4) Does consumer demand justify offering different membership options (two days a week vs. unlimited)?
Thanks a lot for everyone's thoughts and responses!
1. I would start with what you can afford. If it's nothing, then it's time to start saving. Do you mean financing? Not leasing? I know some companies offer equipment financing. I think that could be an option for some.
2. I agree with Adam. Some months we'll have 1-2, other times 8-12. On average, I'd say 5-6%.

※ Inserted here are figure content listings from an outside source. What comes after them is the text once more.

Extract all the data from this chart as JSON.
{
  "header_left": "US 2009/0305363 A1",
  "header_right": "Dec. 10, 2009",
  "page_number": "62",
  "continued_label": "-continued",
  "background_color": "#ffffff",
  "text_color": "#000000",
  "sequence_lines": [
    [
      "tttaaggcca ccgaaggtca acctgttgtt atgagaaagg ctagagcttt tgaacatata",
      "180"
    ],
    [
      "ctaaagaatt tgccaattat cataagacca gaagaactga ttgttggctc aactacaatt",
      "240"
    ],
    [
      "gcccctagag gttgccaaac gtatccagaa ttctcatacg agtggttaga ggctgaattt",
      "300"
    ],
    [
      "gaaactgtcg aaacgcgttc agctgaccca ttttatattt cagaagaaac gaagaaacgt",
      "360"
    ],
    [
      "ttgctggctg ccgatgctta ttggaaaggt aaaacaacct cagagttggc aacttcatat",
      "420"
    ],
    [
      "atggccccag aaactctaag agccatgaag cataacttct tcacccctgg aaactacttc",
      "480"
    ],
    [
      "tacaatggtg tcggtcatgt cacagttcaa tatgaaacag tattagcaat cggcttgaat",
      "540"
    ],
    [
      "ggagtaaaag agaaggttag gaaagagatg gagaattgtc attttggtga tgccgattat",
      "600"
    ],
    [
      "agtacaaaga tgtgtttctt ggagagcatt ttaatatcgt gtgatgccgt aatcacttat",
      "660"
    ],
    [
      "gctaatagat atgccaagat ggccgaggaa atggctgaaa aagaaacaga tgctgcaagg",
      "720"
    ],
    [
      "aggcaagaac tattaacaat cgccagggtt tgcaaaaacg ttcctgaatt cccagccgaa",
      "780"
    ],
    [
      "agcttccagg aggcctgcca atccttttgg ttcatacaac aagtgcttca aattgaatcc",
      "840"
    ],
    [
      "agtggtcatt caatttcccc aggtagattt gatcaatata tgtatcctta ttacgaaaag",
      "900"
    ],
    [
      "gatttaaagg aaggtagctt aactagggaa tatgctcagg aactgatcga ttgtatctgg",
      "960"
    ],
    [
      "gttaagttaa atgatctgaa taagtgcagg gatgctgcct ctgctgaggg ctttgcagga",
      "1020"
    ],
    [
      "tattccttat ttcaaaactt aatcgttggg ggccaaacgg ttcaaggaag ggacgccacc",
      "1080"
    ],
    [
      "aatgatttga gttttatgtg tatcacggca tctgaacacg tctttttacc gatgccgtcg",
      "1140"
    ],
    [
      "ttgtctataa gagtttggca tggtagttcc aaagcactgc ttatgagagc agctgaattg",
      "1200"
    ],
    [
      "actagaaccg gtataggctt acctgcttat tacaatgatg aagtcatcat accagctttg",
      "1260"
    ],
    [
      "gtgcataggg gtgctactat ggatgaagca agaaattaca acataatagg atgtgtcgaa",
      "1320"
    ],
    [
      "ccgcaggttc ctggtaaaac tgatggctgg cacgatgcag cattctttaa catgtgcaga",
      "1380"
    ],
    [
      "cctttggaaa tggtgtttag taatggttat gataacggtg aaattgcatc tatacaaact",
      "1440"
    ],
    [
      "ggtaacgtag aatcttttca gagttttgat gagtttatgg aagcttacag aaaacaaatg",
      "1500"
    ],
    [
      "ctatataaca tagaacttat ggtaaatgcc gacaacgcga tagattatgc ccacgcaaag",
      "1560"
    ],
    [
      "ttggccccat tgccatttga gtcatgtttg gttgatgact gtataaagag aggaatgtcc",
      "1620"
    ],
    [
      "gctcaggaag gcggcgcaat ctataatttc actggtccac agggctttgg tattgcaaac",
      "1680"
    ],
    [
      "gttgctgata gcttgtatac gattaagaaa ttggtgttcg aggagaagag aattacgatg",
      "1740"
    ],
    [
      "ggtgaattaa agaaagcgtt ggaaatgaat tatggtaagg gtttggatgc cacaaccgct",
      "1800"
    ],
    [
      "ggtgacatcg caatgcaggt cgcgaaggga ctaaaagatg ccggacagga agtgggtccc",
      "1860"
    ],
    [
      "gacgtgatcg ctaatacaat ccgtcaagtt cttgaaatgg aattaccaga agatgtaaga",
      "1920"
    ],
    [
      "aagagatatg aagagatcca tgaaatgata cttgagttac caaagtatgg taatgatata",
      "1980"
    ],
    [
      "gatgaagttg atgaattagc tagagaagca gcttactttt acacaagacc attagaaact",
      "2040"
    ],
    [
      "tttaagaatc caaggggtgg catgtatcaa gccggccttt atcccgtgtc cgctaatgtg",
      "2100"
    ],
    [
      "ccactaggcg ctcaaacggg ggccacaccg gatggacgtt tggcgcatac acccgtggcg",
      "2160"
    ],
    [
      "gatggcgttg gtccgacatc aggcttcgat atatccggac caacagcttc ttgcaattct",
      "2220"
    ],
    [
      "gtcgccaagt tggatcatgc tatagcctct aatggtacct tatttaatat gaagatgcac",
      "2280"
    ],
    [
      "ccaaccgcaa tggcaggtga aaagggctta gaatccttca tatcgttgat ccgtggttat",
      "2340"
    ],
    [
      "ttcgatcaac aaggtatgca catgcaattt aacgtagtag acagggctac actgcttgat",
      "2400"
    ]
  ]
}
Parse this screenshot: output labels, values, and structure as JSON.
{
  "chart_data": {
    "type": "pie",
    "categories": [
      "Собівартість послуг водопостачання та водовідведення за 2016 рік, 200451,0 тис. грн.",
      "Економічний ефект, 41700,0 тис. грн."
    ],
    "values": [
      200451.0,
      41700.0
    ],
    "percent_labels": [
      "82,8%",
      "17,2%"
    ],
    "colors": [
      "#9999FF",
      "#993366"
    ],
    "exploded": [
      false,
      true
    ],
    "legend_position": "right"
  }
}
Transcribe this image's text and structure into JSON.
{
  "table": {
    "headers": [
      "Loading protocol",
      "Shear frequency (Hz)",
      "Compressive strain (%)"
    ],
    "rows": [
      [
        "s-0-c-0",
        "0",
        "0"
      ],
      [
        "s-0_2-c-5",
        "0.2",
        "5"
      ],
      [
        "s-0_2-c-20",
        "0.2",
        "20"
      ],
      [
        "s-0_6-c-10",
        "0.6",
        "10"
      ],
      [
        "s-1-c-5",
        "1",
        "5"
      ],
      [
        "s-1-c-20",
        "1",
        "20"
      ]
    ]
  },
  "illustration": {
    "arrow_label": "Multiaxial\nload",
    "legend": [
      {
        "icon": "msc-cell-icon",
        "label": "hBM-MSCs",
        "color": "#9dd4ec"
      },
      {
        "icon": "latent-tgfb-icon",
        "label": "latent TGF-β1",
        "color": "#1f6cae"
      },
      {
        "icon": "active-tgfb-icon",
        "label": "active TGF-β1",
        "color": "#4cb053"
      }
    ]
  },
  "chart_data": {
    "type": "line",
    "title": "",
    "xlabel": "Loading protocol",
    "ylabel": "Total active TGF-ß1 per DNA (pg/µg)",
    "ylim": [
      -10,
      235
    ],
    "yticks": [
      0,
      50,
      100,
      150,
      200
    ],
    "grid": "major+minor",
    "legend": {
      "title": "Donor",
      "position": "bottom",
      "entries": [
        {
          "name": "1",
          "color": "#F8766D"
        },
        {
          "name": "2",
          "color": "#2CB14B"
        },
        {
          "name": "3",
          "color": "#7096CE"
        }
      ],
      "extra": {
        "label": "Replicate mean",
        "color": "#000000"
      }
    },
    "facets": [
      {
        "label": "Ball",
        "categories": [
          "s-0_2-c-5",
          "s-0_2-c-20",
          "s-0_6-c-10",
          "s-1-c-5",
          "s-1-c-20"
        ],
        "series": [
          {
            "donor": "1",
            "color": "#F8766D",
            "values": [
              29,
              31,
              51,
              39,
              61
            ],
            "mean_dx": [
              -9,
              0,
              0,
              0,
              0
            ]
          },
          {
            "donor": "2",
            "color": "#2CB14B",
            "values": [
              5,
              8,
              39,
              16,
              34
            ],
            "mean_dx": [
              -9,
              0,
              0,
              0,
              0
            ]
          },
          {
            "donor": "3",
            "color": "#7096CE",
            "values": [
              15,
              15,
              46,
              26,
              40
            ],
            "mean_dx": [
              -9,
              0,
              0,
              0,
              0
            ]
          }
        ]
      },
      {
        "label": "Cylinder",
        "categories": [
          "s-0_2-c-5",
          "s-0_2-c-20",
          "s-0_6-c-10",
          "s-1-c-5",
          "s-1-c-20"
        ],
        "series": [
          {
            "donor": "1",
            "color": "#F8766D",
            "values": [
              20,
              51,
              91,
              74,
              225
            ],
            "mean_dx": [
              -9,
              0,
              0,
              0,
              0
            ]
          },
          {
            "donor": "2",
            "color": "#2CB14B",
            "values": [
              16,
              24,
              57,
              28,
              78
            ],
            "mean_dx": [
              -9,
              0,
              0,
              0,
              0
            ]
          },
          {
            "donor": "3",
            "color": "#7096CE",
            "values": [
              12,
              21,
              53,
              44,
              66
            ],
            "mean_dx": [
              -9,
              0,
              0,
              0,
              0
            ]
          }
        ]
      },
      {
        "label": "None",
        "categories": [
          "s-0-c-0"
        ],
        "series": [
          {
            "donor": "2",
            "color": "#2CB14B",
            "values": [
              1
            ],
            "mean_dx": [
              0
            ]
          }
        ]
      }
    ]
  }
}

3. We have never done either. I've heard good and bad stories. If there were a time to do it, it would be when you just open the doors. If you have 75+ members, I can see how an influx of 100-200 new members(for a month, that don't see the value) would be difficult to handle, especially if you are not prepared for it(more coaches available, and increased class times)
4. We offer unlimited and the punch card on our website. We have always done it that way, and it's worked well for us. If a CURRENT member asks me about a lesser option, I'll work with each on an individual basis. Currently, that's 4 members of 200.